Namun setidaknya inilah gambaran yang kuingat tentang kejadian pada petang itu).
“Mas, beli susu kedelainya dong. Sebelas ribu dapat tiga.”
kata gadis kecil itu.
“Eh, sebelas ribu ya? Kayaknya enggak deh dek.” jawabku dengan
nada datar.
Aku
mencoba menjawab sehalus mungkin, takut melukai perasaan gadis kecil itu. Pada
saat itu kuakui memang sama sekali tidak berminat untuk membeli susu kedelai. Namun
bukannya langsung pergi, gadis kecil itu justru membalas ucapanku. Sebuah
tindakan yang tidak kuduga sebelumnya.
“Beli satu aja deh mas gak apa-apa. Lima ribu aja mas
satu bungkus.” Balas gadis kecil itu dengan nada memelas.
Lantas
kupandang raut wajah gadis kecil itu. Kemudian kualihkan pandanganku kearah ibunya,
memelas juga rupanya. Seolah-olah raut wajah yang penuh lelah itu berusaha
menyampaikan sebuah cerita kepadaku, cerita mengenai bagaimana mereka berdua
menghadapi berbagai penolakan atas setiap bungkus susu kedelai yang mereka
jajakan. Mungkin saja mereka ditolak dengan perkataan yang santun, atau dengan
kalimat yang tidak acuh, dan bahkan bisa jadi mereka sempat dihardik dengan
perkataan yang kasar dan menegaskan ketidakpedulian. Penolakan, sehalus apapun
kata-kata yang digunakan demi menjaga perasaan sang tertolak, namun itu semua
sama sekali tidak membantu. Bahkan tetap saja terasa menyakitkan hati, karena
harapan hati telah digugurkan dengan sebuah penolakan. Aku juga pernah dalam
beberapa kesempatan menerima sebuah penolakan. Bahkan baru-baru ini aku
merasakan penolakan itu melalui sebuah bahasa ketidakpedulian dari seseorang
yang membuatku jatuh hati, meskipun aku tidak pernah memintanya untuk menjadi
kekasihku.
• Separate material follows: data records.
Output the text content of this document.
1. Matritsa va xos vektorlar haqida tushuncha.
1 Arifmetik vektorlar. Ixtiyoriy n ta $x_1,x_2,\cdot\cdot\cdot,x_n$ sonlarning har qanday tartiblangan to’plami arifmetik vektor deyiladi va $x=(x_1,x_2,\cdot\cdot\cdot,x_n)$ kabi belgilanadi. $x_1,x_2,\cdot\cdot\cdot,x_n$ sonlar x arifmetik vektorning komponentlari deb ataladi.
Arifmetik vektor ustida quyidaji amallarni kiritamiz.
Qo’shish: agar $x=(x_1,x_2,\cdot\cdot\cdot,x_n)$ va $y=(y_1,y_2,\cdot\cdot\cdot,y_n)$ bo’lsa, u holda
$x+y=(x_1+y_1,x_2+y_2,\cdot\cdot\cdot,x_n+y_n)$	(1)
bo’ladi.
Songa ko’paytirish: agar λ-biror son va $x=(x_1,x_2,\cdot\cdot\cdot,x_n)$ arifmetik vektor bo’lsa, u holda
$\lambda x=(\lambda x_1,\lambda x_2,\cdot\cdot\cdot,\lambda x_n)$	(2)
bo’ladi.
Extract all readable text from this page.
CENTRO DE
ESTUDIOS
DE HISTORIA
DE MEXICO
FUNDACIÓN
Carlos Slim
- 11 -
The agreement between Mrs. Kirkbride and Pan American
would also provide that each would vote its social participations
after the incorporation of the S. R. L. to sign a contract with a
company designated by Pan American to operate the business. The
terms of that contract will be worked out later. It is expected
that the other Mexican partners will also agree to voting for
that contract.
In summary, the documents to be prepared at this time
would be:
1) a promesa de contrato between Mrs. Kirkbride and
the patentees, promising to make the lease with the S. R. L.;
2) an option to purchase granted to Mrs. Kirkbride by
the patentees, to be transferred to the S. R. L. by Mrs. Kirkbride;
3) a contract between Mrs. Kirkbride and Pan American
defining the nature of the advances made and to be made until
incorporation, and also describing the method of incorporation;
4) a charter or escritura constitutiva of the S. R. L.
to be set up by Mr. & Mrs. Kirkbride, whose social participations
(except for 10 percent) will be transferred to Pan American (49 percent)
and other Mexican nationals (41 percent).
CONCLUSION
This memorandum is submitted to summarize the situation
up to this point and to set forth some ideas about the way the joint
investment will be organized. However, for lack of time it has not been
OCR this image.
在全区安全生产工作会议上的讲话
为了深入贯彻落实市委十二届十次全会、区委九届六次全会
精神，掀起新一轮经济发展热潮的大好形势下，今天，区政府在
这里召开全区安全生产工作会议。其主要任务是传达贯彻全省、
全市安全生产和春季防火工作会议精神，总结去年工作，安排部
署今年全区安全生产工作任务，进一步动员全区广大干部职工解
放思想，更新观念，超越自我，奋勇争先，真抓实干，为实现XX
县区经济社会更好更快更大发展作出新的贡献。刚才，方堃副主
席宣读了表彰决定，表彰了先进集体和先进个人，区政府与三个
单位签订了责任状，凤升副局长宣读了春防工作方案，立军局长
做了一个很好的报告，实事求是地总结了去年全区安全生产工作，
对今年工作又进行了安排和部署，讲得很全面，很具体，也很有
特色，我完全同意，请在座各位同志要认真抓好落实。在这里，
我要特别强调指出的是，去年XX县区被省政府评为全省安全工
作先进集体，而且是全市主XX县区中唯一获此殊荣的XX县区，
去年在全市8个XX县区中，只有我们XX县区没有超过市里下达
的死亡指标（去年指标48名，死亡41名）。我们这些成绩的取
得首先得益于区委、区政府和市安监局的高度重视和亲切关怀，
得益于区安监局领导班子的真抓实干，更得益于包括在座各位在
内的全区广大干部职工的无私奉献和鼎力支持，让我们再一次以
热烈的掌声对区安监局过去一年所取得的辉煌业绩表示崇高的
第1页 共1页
Apapun penyebabnya, bagaimanapun caranya, baik dengan perkataan
maupun sikap diam, rasa penolakan itu tetap sama saja. Permintaanku tidak
dikabulkan, harapanku dipatahkan, hati siapa yang tidak terluka menerima
perlakuan seperti itu?
Sekejap aku merasa ada sebuah persamaan antara apa yang
kualami dengan apa yang dialami oleh kedua orang yang masih berdiri
dihadapanku, menunggu kepastian atas jawabanku. Kami sama-sama merasakan
kekecewaan yang disebabkan oleh bahasa-bahasa halus penolakan. Aku “ditolak”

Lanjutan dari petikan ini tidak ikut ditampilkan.